Ein gutes Beispiel dafür war die NFT-Euphorie vor einigen Jahren. Ähnliches erlebten wir während der Meme-Stock-Phase, als Unternehmen wie GameStop und AMC Entertainment stark anstiegen.

Auch die Charttechnik weist auf mögliche Risiken hin. Das Wochen-Chart zeigt, dass der Kospi-Index über mehrere Jahre in einer Konsolidierungsphase verweilte. Zwischen 2020 und Ende letzten Jahres bewegte er sich innerhalb der Spanne von KRW 2,147 bis KRW 3,311.

Diese Konsolidierung war Teil der Akkumulationsphase, die sich durch horizontale Bewegungen auszeichnet. Die aktuelle Rallye ist folglich Teil der Aufschwungphase dieses Musters.

Diese Phase besteht aus starker Nachfrage und der Fear of Missing Out (FOMO). Es gibt außerdem kleinere Rücksetzer, bei denen Trader jeden Dip kaufen, was zu höheren Umsätzen führt.

Die Aufschwungphase kann einige Wochen oder sogar Jahre andauern. JPMorgan-Analysten warnten jedoch, dass die Rallye technisch gedehnt erscheine und dass es zu Konsolidierungen kommen könne.

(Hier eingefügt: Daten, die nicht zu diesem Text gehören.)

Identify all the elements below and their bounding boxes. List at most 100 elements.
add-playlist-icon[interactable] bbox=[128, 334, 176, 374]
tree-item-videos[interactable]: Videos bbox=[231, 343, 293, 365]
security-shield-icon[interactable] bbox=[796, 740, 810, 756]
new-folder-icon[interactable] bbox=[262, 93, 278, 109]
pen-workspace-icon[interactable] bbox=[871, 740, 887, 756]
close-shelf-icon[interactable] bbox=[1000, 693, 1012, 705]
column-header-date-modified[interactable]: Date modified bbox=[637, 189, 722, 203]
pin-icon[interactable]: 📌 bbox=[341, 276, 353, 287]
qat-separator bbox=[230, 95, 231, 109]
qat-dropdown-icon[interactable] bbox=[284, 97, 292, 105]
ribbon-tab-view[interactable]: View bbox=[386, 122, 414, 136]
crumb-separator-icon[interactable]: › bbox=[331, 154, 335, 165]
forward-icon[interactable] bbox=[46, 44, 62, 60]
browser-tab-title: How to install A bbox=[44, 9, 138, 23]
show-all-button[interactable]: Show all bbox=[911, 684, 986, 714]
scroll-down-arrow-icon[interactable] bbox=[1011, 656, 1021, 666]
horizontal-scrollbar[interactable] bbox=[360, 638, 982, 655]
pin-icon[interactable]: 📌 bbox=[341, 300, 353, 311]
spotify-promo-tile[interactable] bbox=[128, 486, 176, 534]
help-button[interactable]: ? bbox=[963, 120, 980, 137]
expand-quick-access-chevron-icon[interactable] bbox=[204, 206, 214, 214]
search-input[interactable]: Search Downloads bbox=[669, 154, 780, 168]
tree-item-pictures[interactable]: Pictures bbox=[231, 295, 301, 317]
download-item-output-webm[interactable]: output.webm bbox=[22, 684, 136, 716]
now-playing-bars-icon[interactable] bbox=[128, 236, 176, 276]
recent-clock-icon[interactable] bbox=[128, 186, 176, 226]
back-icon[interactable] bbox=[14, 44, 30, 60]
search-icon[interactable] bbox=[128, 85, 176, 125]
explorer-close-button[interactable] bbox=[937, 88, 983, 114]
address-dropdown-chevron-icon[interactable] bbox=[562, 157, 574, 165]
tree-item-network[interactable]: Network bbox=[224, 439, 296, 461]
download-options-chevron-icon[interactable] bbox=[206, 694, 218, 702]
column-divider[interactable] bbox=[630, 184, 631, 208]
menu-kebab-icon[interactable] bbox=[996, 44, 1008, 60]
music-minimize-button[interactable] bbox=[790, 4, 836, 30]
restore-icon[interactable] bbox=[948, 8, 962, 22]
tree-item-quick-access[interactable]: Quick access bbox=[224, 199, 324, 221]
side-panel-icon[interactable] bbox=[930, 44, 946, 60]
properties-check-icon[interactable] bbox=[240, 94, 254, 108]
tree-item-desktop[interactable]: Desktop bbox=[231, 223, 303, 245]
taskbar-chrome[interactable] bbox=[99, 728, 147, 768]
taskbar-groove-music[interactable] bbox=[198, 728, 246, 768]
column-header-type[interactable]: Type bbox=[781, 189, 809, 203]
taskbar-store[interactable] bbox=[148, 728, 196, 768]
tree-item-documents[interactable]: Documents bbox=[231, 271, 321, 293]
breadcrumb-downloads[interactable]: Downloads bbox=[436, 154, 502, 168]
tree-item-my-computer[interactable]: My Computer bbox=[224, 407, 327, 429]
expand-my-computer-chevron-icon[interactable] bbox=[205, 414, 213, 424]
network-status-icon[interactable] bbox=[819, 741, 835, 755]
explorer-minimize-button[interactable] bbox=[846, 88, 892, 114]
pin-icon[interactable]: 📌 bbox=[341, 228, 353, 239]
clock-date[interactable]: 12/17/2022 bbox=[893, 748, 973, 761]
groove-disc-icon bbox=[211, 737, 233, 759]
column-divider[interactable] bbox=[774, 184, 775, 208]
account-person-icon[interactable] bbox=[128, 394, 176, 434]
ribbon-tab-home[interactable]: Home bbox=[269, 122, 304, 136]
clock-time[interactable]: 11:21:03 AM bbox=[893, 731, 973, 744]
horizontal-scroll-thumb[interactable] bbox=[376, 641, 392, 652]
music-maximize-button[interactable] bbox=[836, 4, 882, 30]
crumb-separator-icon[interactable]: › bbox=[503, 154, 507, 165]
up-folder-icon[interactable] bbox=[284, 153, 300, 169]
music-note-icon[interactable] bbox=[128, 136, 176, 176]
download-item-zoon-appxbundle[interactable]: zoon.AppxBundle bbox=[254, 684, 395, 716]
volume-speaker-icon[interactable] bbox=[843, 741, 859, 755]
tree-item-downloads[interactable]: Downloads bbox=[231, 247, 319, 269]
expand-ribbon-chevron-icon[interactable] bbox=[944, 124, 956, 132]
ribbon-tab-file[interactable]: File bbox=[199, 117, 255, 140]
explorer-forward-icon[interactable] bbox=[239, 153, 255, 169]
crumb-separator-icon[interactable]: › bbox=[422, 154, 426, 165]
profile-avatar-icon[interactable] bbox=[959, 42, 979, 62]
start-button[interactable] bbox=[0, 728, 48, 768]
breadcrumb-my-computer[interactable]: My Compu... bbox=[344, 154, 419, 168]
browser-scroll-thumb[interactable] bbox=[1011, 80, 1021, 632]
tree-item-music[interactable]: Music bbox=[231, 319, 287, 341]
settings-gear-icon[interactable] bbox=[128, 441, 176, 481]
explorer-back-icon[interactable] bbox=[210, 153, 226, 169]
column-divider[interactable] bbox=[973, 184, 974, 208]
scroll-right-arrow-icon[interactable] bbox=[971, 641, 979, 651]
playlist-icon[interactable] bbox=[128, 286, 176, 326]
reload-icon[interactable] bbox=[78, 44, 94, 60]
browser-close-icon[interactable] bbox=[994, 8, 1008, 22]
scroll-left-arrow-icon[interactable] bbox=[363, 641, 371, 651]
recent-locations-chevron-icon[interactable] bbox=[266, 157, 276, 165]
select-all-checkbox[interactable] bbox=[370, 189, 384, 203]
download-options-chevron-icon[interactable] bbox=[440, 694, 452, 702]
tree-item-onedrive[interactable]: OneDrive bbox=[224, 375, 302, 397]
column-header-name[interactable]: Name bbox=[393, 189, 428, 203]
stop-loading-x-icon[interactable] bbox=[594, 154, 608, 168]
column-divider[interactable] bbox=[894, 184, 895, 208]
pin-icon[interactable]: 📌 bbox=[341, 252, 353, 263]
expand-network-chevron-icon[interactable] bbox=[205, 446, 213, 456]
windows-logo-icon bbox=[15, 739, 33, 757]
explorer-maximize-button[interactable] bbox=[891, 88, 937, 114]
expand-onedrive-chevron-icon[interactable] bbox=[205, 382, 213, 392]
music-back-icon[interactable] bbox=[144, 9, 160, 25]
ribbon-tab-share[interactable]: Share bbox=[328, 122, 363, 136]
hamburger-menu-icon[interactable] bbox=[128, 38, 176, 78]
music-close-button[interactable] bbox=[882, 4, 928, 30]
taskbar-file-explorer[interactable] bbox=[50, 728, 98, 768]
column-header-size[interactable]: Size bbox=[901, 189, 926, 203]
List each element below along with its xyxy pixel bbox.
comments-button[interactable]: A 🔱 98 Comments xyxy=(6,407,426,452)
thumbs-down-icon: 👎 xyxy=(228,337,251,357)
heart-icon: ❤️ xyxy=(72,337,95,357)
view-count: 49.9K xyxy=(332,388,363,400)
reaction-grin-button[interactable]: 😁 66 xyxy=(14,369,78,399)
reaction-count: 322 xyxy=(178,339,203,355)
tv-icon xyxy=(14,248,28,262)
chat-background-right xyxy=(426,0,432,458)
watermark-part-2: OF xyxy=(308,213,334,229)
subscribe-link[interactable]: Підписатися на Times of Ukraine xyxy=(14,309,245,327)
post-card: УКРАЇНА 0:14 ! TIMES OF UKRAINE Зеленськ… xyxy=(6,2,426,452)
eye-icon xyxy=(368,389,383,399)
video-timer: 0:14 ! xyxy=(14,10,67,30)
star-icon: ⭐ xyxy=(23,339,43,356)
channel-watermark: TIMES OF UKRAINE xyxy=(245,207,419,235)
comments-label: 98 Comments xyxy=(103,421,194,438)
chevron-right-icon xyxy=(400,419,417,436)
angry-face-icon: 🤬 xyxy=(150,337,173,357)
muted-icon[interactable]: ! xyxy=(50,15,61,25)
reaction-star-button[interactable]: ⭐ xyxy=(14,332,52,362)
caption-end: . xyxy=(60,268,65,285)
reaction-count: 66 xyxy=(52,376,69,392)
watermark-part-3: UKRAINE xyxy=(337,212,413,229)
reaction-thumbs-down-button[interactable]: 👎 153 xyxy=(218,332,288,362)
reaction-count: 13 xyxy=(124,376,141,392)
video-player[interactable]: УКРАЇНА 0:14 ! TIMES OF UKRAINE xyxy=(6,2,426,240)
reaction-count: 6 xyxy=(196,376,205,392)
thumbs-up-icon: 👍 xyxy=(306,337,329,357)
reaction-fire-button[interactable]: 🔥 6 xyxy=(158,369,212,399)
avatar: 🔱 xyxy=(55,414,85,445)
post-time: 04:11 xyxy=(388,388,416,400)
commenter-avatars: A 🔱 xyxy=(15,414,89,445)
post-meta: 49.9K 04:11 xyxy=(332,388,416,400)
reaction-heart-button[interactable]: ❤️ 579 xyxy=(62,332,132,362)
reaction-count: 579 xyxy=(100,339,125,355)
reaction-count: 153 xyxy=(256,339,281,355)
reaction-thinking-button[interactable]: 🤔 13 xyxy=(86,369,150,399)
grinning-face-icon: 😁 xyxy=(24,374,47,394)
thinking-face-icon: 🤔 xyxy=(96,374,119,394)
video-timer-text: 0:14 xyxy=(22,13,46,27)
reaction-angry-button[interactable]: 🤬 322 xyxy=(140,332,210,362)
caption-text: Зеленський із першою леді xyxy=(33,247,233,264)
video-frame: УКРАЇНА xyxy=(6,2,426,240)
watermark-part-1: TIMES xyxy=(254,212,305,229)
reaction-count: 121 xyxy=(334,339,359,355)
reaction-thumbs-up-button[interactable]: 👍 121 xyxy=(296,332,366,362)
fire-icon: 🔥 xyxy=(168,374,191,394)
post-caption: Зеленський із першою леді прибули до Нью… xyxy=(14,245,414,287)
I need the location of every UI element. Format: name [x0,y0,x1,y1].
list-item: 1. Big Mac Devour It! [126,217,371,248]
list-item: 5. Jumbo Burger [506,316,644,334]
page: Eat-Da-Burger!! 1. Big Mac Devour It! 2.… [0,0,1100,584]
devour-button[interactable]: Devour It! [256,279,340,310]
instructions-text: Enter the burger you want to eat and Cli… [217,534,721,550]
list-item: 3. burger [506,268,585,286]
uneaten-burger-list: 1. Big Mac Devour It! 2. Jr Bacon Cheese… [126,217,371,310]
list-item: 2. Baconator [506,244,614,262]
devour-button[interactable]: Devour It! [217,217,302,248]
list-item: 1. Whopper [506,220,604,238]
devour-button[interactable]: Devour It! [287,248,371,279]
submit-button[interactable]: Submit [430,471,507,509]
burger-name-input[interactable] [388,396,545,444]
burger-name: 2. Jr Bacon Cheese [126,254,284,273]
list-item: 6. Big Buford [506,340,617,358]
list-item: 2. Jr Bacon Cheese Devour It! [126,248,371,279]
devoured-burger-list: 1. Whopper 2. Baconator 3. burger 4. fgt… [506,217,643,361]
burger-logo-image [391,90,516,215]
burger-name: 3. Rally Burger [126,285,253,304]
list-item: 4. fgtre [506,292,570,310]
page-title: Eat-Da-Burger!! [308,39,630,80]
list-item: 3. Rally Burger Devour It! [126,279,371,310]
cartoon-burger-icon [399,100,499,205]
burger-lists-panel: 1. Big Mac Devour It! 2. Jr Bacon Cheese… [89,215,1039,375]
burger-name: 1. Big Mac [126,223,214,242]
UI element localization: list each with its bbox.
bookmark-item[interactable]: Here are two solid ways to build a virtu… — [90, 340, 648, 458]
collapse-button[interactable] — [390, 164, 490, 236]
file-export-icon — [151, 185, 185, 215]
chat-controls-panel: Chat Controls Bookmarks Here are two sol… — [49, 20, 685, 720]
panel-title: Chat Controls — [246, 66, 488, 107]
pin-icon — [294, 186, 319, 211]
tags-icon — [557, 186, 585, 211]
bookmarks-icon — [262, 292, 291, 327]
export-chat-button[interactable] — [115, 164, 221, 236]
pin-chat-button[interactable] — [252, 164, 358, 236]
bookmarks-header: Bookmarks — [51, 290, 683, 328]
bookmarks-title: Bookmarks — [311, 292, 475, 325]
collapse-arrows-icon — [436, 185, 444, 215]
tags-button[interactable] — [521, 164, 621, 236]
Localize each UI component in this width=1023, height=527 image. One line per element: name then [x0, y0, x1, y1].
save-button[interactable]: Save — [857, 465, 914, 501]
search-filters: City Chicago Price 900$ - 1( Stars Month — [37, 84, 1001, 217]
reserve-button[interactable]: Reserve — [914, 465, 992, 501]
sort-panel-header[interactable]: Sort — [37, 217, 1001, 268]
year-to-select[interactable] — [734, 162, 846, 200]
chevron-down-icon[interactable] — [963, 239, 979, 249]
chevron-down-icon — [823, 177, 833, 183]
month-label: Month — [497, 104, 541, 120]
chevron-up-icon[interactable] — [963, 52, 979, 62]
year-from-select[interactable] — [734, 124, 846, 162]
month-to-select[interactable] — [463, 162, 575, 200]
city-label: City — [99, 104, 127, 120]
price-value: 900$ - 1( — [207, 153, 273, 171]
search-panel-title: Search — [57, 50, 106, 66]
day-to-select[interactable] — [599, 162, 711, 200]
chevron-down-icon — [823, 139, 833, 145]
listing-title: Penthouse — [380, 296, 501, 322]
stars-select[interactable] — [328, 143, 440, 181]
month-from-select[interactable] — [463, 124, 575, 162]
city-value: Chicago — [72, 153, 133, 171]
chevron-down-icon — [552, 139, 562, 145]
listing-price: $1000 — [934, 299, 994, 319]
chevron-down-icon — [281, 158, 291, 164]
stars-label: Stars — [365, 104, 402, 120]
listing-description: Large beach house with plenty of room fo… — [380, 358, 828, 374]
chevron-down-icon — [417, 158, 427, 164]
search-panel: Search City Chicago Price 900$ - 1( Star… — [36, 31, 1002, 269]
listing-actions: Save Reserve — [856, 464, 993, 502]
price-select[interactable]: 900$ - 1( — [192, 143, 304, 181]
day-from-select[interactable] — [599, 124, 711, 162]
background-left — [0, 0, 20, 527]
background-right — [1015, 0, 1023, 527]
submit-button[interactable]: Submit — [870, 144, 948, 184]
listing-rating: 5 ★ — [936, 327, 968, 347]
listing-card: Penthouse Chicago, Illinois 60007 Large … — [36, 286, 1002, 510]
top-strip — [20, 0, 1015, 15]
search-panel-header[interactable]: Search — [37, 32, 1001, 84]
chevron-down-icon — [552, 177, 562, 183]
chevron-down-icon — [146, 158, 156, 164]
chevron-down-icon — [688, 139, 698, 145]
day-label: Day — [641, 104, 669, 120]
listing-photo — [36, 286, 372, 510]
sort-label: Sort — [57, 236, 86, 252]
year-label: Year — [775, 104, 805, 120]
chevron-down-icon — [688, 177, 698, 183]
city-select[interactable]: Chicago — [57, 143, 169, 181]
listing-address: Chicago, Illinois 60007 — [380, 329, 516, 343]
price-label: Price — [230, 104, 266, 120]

Zusätzlich zur Wyckoff-Theorie deuten Oszillatoren darauf hin, dass der Index stark überkauft ist: Der Relative-Stärke-Index (RSI) und der stochastische Oszillator bewegen sich auf extremen Niveaus.

Kospi-Index

Kospi-Index-Chart | Quelle: TradingView 

Daher kann die Kospi-Rallye zwar kurzfristig anhalten, doch besteht das Risiko, dass sie in den kommenden Wochen oder Monaten eine deutliche Umkehr erlebt. Ein solcher Einbruch dürfte heftig ausfallen, da er weitere Privatanleger zu panikartigen Verkäufen ihrer Bestände veranlassen würde.